When we arrived, we had trouble finding the exact location of the venue. Were we looking for a theater? A gym (2 of the 2 times I’d previously seen AAR at colleges were both in gyms.)? The college map seemed upside-down to us and we couldn’t get our bearings straight. The only thing we saw were a bunch of drunk college kids BBQ-ing in high-waisted shorts and American flag-themed sunglasses. We were lost. I was intimidated. Until we saw a couple who resembled something closer to Mely and I and something farther from the students too excited for a throwback (Move Along was ’05, Gives You Hell was ’08). We all traced the gym until we found someone to help us out. There, we were told we could attend and it was just $20 even.

Mely and I were booted to wait outside the venue, while the couple was guest-listed inside. Outside, there was literally a line of ONE person. This lady was probably in her late 20’s and was a bigger AAR fan than me (which can say a lot). But Mely and I needed cash, and thankfully we saw a Chase right around the corner.

If there’s anything I love about my bank, is that I’ve hardly ever been too estranged from a Chase ATM. Even Mely commented on the frequency and location of Chase banks on our entire road trip. It’s never been an issue for me. While trying to find Wells Fargo’s have been surprisingly out of reach.

We rushed back to find that we were still number 2 and 3 in line. Clearly everyone at Wabash College was coming when doors opened, because they were too busy getting hammered until then.  We were front and center. We were at the awkwardly-placed barricades. And this was happening very soon. Finally.

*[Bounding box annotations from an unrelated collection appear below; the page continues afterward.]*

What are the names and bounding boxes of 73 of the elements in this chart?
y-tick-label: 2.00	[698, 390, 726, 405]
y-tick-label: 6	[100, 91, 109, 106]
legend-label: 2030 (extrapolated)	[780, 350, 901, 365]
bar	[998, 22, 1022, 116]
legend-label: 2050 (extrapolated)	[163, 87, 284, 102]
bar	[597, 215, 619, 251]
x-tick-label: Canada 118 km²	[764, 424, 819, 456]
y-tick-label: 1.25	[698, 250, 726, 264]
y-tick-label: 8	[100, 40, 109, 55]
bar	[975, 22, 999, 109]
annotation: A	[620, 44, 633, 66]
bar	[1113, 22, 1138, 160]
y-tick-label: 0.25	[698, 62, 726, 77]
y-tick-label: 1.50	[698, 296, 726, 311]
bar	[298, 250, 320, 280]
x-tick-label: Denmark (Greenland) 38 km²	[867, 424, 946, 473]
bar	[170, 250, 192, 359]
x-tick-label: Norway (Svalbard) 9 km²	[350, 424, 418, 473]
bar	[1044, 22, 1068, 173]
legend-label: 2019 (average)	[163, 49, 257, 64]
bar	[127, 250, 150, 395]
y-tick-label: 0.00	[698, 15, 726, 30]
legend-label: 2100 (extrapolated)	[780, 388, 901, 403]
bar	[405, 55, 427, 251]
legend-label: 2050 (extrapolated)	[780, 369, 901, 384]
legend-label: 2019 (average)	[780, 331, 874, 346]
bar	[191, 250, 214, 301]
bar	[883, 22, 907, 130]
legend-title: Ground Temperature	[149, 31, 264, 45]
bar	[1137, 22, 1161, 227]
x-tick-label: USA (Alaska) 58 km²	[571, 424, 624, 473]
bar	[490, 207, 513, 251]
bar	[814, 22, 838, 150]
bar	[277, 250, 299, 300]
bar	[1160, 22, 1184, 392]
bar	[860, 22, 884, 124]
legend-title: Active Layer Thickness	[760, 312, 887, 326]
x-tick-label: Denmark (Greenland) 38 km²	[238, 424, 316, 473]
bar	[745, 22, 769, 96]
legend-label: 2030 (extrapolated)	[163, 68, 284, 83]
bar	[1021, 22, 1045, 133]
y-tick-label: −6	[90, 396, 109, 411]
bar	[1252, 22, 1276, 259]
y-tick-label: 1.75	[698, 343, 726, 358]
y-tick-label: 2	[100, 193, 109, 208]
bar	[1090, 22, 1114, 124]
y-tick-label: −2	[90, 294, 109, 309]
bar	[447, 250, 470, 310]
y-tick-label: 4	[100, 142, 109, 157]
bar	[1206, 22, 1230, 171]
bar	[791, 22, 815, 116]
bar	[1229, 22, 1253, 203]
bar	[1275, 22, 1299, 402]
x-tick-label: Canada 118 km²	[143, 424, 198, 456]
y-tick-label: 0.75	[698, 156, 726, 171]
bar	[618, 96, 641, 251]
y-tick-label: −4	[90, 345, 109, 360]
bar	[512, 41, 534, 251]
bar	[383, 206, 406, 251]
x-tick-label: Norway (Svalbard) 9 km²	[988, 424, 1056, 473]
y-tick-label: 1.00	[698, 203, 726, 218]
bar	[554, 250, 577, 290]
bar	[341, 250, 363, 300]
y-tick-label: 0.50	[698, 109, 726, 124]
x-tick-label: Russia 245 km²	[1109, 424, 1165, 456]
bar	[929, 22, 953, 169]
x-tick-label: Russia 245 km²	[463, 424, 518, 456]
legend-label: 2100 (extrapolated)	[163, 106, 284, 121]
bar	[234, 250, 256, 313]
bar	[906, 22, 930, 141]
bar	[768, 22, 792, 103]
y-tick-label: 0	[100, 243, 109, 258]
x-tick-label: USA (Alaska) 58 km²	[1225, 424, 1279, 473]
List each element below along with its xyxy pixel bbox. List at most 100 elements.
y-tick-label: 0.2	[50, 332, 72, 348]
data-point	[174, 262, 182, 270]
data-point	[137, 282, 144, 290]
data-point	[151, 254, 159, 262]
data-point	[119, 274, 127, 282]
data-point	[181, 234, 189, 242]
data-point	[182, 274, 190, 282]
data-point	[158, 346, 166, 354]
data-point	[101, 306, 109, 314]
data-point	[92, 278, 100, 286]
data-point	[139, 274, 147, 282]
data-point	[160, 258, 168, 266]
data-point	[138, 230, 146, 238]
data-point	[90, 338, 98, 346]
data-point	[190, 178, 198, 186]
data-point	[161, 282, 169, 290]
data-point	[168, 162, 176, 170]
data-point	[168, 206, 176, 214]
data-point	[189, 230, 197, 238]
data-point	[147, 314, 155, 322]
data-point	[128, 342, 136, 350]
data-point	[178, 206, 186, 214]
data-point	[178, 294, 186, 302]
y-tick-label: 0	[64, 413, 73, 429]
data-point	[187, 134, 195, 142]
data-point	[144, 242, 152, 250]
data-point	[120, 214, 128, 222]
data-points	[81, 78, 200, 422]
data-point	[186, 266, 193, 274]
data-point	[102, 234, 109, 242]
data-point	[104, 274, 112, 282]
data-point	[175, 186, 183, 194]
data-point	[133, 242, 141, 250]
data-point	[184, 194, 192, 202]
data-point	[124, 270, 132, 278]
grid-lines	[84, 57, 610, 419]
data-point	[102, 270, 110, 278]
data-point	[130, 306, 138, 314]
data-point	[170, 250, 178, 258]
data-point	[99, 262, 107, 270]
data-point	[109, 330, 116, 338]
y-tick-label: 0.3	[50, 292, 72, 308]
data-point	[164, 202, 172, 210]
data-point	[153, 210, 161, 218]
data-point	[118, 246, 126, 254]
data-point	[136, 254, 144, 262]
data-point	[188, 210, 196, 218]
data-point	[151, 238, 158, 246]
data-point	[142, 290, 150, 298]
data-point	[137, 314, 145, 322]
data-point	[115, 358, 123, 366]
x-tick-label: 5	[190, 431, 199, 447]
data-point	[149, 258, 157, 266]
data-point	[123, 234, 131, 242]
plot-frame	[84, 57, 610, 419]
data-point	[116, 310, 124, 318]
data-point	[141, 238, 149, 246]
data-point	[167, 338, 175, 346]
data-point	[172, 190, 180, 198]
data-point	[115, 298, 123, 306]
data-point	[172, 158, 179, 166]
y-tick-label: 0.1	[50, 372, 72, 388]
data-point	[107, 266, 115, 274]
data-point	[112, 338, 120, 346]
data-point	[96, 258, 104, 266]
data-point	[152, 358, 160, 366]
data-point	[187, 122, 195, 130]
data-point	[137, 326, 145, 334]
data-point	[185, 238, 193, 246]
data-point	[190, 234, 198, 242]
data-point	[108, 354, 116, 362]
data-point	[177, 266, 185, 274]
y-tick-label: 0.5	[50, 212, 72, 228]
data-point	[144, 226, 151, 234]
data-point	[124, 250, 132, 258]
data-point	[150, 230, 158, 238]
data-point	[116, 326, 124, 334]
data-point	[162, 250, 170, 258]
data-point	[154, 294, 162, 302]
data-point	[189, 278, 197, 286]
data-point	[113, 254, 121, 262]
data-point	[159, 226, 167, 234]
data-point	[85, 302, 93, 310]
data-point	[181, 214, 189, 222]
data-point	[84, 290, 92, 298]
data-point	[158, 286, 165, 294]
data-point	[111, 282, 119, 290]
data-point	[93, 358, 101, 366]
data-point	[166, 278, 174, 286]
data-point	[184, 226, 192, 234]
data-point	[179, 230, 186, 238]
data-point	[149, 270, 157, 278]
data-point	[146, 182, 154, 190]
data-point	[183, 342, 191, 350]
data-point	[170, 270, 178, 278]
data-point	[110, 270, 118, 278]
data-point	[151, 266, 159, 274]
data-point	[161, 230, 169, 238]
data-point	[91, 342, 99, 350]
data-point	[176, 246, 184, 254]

They played a good set, and a set that any dedicated fan would call “expected,” given that their audience are people who were not aware of the last album’s existence. We got some weird eye contact from all of the members, and maybe it was because I knew all the words. Mely even cursed at me since she only knew a good portion of the songs due to my tendency to over play them on the road. (It’s been noted by A LOT of people to the band that they’re good music to drive to, what can I say!) And I cursed at my phone, fittingly enough during “Gives You Hell,” due to Julian’s pristine time to text me and ask me how I am. I gave my phone the finger, and didn’t respond to him until well after the concert was over, since the band didn’t hang around to sign autographs or anything this time around.

“Why does he care?” I kept asking over and over again. He didn’t want to be with me. Our conversations since my meltdown in Syracuse were complacent and aloof. He didn’t care. I could tell he didn’t. And he was telling himself and me otherwise. Caught in the routine of talking to him (now once every couple of days), and left with my own affection for him, I still chatted with him that night. I tried to brag about how great this spontaneous concert was, but he couldn’t be jealous of this–no matter how fun and exciting my road trip was without his communication.

But thank goodness I still have concerts as my number 1 reliance toward happiness. Concerts have always been my hope, my saving grace, my passion. And thank goodness Julian could not take this concert away from me. No matter how much he nearly ruined it towards the end. Because AAR was still kickass. And I just had fun. And I finally felt that I didn’t need him. And I suddenly had a solid memory and accomplishment for Indiana. Without hardly even trying. This is a real road trip.